Community Blog Exploration and Practice of RocketMQ Full-Link Grayscale

Exploration and Practice of RocketMQ Full-Link Grayscale

This article discusses Full-Link Grayscale, including its background, design, and best practices.

By Jing Xiao (Spring Cloud Alibaba PMC + Alibaba Cloud Intelligence Technology Expert)

Full-Link Grayscale Background


The grayscale release is usually used to reduce the impact of the first change to verify the correctness of the code logic of the new version effectively and cautiously.

For example, the collection of applications may contain multiple modules (such as the trading center, commodity center, and inventory center). During the release of a new version, the feature may modify both the trading center and the commodity center. You need to make the grayscale traffic reach the grayscale version of the trading center and the commodity center to verify the correctness of the new version, which is effective. Therefore, full-link grayscale is required.

As shown in the preceding figure, when traffic comes through the ingress application and is identified as grayscale traffic, it will go to the grayscale of the trading center and the grayscale of the commodity center. If the inventory center has a grayscale, it will go there. If not, it will be downgraded to the baseline environment of the inventory center.


Assume there is a gateway. The client can access the gateway from iOS, Android, or H5. During the access process, a header (http protocol) that contains user ID information is added to the parameter. The backend is divided into three modules: A, B, and C. For example, if a new feature is released, application modules A and C need to be updated. The grayscale versions of A and C need to be released at the same time, while application B does not have new features released. We set the grayscale rule to go to the grayscale environment when user ID =120 to verify the correctness of the logic of the new versions A and C. Therefore, after the traffic comes in from the gateway, it goes to the A grayscale environment first.

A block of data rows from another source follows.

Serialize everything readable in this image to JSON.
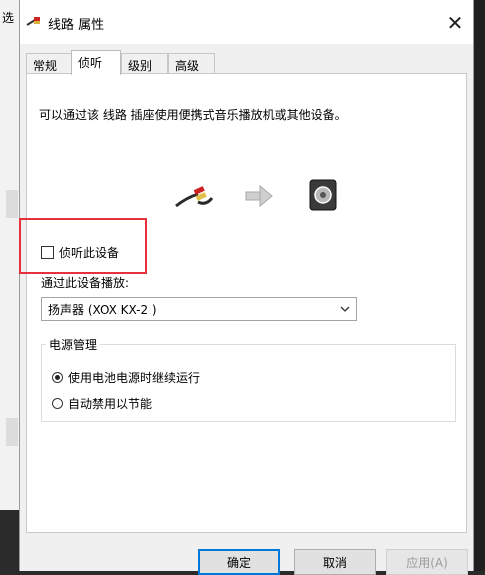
{
  "background": {
    "left_window_char": "选"
  },
  "window": {
    "title": "线路 属性",
    "close_glyph": "✕"
  },
  "tabs": [
    {
      "label": "常规",
      "active": false
    },
    {
      "label": "侦听",
      "active": true
    },
    {
      "label": "级别",
      "active": false
    },
    {
      "label": "高级",
      "active": false
    }
  ],
  "listen": {
    "description": "可以通过该 线路 插座使用便携式音乐播放机或其他设备。",
    "checkbox_label": "侦听此设备",
    "checkbox_checked": false,
    "playback_label": "通过此设备播放:",
    "playback_device": "扬声器 (XOX KX-2 )"
  },
  "power": {
    "group_title": "电源管理",
    "options": [
      {
        "label": "使用电池电源时继续运行",
        "checked": true
      },
      {
        "label": "自动禁用以节能",
        "checked": false
      }
    ]
  },
  "buttons": {
    "ok": "确定",
    "cancel": "取消",
    "apply": "应用(A)"
  },
  "colors": {
    "highlight": "#e6323c",
    "default_button_border": "#0078d7"
  },
  "icons": {
    "title": "audio-cable-icon",
    "source": "rca-cable-icon",
    "arrow": "arrow-right-icon",
    "target": "speaker-icon",
    "dropdown": "chevron-down-icon"
  }
}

Then, when A calls B, it is found that B has no grayscale environment and will be degraded to the baseline environment of B. When B calls C in the next hop, it is found that C has a grayscale environment and returns to the C grayscale environment, thus realizing full-link grayscale release.

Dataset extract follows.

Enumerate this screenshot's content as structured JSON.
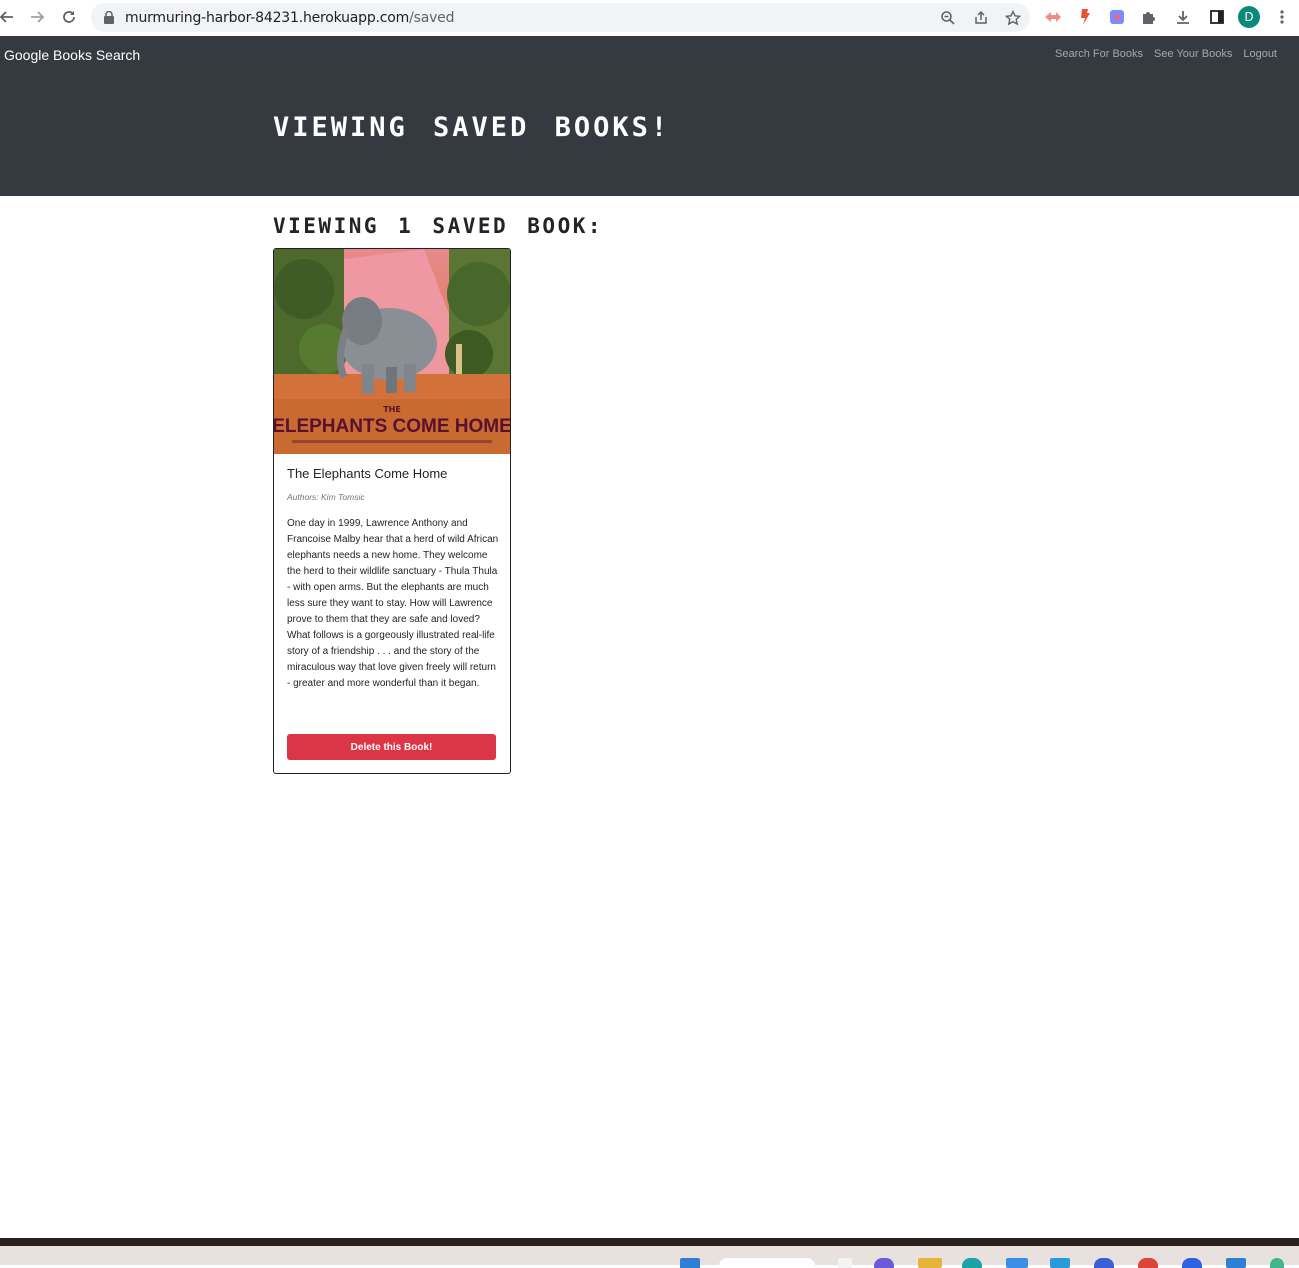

The preceding full-link grayscale release process can effectively verify the validity of the new versions of the two applications A and C when combined. Only the traffic within the controllable range is involved in the grayscale release environment, which can effectively verify the correctness of the new versions and avoid major losses or business failures caused by business logic errors in the new version.

The preceding is the full-link grayscale in the RPC layer.

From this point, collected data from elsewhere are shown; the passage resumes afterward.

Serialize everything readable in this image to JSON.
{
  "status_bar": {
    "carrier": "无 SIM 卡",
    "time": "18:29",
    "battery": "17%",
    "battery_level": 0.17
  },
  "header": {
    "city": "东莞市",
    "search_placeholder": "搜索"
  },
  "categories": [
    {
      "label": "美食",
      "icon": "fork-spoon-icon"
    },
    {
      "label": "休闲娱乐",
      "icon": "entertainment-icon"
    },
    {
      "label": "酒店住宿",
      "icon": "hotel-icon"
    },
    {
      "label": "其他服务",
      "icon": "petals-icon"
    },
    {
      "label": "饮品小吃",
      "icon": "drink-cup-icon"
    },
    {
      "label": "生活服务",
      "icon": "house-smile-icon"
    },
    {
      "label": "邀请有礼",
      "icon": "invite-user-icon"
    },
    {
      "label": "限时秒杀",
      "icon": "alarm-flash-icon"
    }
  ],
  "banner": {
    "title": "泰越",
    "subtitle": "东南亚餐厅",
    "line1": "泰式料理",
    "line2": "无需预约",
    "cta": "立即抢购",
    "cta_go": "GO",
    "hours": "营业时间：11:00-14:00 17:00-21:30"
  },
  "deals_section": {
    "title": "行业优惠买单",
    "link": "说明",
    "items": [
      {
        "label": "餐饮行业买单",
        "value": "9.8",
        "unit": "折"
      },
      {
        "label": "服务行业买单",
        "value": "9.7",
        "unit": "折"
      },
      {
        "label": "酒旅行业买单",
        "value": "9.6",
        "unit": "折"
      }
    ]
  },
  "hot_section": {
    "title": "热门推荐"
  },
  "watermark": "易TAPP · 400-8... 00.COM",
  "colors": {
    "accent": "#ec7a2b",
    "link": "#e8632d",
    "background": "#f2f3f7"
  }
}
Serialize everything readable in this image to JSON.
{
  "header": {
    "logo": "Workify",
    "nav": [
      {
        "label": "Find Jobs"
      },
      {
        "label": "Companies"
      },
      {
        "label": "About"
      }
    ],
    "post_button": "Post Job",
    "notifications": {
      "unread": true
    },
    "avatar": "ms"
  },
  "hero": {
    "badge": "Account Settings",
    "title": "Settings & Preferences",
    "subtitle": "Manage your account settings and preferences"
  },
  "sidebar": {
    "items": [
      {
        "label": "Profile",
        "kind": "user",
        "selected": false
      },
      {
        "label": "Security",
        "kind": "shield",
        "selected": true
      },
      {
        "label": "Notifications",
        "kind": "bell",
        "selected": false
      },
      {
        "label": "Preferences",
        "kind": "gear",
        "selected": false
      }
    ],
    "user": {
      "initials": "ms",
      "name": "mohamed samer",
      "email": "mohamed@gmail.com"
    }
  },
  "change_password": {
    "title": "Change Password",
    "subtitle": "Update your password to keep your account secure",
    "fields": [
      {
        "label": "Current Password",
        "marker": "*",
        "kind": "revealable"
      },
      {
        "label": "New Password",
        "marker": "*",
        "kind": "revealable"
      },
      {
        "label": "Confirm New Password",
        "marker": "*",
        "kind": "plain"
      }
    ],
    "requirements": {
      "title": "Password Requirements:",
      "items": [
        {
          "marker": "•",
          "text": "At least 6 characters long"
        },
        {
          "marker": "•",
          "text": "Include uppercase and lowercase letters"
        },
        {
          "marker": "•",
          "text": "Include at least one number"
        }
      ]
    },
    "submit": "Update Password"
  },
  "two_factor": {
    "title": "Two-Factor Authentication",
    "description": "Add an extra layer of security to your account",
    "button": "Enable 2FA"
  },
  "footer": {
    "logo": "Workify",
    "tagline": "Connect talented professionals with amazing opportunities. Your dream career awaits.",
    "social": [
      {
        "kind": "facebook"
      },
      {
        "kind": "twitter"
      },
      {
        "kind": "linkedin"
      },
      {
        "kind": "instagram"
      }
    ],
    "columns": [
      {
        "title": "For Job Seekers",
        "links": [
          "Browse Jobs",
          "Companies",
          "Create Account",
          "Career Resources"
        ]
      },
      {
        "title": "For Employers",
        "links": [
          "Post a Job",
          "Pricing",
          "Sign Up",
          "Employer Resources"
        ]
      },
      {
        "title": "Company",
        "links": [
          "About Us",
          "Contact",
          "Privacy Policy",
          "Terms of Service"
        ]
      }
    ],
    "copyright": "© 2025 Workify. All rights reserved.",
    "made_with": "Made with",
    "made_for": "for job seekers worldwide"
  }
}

How can we implement full-link grayscale when a message exists in the link request?

Assume inventory center C receives an order and sends a message to the Message Queue for the Apache RocketMQ server. Application A consumes the message. As such, if the consumption logic is modified in the process, the messages (grayscale messages) produced by application C must be consumed by the A grayscale environment, which is the grayscale consumer of RocketMQ, to implement the closed loop of the grayscale environment.

Design and Implementation of Message Grayscale


How does the producer of the message produce a grayscale message in the design of message grayscale?

You can use one of the following methods to add a grayscale tag:

① If the request is identified as a grayscale request at the ingress, the message will be marked as a grayscale message.

② If the node belongs to a grayscale node and traffic coloring is enabled, the message is marked as a grayscale message.

③ If an ingress request is not identified as grayscale traffic but the message payload belongs to grayscale traffic, the message is also marked as a grayscale message.

When a producer produces a message, it can add some fields to the tag or user-property to attach the grayscale information to the message body. However, considering tags contain business logic semantics, and each message can have only one tag, we do not recommend using tags. The user-property field belongs to the key-value structure, which is more flexible and more suitable for storing the grayscale identifier of the message.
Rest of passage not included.